Whilst it is undeniable that ‘God Less America’ was (and still is) seen as a kitsch artefact, that is not the way these tracks were written, recorded and released in their original form. These songs were fashioned to offer country music as the wholesome antidote to the nefarious ‘anti-social’ goings on they depicted. They were evidently sincere and heartfelt, if sometimes poorly conceived and executed, attempts to engage with the country music audience. They were however also recognised as being outside the mainstream country music cannon, occupying a kind of outlier position that brought into relief the overly serious, even self-regarding sincerity and sentimentality of much of country music at the time.
So we have two ‘God Less America’s. Each compiled from somewhat distasteful and exploitative stories that were fabricated to represent a set of values most of us have no time for. Fortunately at least one of these is available on 12 inch black vinyl – the only format this LP’s outsider status warrants, even though it was has eventually been released on CD. Add to that the virtually information free yet still perfect sleeve that must have taken all of 25 minutes to design and get print ready and we have an artefact that, 28 years after its release., still fascinates and entertains in equal measure.

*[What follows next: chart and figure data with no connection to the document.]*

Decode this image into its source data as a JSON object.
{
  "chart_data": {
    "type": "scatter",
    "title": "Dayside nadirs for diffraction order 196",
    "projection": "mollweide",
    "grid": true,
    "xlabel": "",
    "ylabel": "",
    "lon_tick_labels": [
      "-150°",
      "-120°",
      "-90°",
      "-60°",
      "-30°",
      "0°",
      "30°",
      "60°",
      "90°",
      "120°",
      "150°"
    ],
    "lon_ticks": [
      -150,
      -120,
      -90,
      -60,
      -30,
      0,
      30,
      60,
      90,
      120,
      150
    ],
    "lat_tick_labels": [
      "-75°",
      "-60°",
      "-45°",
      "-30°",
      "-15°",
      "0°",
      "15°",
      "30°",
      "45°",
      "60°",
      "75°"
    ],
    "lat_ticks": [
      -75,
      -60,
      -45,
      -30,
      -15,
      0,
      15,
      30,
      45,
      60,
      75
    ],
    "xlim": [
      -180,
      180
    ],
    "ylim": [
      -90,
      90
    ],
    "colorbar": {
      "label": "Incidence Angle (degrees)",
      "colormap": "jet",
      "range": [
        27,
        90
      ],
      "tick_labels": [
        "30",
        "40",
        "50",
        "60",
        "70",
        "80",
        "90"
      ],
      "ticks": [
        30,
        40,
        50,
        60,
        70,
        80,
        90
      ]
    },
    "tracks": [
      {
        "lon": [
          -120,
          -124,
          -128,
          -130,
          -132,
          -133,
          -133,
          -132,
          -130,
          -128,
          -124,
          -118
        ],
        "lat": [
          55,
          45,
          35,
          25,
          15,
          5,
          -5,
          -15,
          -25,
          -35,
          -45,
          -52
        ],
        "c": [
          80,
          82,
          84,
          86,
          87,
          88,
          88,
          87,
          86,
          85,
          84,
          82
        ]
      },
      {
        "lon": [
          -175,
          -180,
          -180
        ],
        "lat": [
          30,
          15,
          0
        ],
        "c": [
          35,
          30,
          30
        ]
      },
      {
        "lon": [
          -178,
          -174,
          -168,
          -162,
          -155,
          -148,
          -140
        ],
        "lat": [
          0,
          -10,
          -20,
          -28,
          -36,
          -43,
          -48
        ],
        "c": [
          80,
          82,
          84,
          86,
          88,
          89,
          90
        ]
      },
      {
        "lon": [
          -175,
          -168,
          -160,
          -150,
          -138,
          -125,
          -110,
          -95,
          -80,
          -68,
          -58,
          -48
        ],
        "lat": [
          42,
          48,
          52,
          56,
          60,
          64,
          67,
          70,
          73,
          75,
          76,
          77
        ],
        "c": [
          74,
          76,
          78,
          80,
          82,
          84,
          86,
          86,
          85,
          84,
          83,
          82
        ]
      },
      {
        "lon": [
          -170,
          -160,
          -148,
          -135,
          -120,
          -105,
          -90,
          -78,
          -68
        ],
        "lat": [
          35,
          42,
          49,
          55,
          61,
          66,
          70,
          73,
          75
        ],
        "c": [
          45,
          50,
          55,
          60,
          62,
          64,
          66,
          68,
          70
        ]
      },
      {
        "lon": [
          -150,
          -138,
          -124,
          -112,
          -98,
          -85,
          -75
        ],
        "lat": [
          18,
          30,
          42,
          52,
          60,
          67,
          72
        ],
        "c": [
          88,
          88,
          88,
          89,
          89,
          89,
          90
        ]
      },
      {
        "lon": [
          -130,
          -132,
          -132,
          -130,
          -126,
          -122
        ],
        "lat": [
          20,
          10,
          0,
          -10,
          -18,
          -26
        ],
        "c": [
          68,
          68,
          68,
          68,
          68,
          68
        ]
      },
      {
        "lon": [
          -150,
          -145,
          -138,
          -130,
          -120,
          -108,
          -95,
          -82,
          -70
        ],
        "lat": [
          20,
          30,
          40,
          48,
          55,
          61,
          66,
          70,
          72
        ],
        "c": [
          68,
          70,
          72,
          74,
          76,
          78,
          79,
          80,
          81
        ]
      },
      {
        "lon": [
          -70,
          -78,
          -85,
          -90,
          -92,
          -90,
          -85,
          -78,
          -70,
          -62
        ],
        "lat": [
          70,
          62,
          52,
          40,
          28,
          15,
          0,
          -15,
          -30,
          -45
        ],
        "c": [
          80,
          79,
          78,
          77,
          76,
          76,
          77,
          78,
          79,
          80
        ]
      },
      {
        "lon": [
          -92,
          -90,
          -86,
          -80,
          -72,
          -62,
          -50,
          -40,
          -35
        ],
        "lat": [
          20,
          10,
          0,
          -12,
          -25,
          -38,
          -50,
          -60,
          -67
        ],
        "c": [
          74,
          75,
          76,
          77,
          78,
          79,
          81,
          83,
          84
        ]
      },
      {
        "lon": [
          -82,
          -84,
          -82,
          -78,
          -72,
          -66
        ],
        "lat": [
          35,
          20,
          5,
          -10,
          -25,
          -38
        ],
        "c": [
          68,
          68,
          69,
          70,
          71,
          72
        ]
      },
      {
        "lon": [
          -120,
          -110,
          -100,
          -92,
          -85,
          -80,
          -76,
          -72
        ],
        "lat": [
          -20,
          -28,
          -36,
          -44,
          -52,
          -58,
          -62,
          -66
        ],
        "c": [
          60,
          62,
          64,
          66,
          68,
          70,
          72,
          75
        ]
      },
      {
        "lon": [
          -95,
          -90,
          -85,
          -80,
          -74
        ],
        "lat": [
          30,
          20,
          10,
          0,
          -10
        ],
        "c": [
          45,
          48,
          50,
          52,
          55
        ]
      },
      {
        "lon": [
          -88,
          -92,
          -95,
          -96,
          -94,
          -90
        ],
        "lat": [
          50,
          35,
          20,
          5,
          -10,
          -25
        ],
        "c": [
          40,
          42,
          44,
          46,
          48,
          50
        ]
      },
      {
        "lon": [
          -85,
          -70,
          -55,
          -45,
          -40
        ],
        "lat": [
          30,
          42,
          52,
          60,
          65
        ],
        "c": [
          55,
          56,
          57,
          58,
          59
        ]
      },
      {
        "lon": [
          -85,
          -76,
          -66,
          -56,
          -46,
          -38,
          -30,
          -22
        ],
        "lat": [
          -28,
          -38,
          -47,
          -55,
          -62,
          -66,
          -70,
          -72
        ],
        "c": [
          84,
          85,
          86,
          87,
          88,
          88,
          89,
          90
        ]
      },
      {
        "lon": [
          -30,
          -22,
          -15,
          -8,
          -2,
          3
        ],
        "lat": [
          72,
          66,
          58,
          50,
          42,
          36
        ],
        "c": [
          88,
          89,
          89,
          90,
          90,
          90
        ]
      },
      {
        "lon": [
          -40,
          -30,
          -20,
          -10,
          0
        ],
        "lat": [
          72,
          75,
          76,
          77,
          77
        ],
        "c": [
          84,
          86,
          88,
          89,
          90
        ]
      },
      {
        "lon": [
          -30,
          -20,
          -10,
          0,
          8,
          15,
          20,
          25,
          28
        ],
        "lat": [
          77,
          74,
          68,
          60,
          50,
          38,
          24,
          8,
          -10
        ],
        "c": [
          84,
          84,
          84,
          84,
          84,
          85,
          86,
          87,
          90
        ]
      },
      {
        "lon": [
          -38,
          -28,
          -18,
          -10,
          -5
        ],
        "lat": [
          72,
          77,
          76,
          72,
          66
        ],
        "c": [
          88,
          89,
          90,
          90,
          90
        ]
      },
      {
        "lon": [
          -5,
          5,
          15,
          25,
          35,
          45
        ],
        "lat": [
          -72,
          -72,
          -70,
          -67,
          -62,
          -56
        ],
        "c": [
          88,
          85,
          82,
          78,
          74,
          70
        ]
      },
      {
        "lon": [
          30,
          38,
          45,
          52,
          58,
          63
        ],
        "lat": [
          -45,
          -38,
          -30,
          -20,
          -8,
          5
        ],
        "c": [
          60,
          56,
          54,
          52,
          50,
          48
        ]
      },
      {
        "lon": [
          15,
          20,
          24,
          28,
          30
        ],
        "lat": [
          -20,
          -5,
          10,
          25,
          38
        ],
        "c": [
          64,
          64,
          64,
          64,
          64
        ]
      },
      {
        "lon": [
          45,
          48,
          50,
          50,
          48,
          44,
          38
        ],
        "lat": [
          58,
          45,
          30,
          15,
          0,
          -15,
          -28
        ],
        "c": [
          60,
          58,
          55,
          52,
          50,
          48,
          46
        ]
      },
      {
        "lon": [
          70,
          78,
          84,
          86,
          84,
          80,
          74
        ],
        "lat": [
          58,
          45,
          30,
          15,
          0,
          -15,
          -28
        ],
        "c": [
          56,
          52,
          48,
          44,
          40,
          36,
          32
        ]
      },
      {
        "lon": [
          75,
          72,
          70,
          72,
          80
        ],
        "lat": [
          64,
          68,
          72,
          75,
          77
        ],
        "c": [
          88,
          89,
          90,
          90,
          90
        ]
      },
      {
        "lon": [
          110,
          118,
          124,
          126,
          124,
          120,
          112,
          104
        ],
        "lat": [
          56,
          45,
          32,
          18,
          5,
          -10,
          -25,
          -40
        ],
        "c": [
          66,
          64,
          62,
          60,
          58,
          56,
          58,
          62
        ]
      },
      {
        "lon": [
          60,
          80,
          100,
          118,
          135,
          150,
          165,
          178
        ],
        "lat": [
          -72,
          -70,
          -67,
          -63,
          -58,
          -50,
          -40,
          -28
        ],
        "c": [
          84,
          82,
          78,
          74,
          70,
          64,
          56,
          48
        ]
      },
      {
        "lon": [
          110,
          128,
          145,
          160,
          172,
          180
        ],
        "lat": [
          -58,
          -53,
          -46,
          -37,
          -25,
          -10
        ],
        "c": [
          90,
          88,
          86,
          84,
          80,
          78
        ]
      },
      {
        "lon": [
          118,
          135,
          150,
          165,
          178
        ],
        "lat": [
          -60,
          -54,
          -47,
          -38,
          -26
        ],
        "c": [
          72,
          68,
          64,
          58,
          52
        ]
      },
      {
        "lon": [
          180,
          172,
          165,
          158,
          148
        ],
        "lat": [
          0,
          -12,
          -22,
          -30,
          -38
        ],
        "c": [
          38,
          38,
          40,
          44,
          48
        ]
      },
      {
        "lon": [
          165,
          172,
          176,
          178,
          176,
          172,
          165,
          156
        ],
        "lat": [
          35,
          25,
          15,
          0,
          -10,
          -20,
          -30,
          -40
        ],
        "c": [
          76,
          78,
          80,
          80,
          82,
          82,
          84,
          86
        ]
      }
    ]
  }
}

The vinyl record was released with both blue and yellow labels. A copy with a yellow label will cost you £20 – £25, a blue label goes for £30-£40. However the record is very rare in the UK and you may well have to shop in the USA to obtain a copy, in which case you would also have to pay hefty postal charges. There were also a small number of white label promos, which have never even been listed on Discogs, let alone sold, so if one did come up then your guess is as good as mine. The CD version is also quite scarce, so expect to pay £10 – £15 to secure a copy.
*Fun cover image fact: the sign for the Lariat Motel, Fallon Nevada, which is the cover image, is now owned by the Churchill Arts Council and is posted as a kind of public art installation on the outskirts of town. The actual motel is long gone.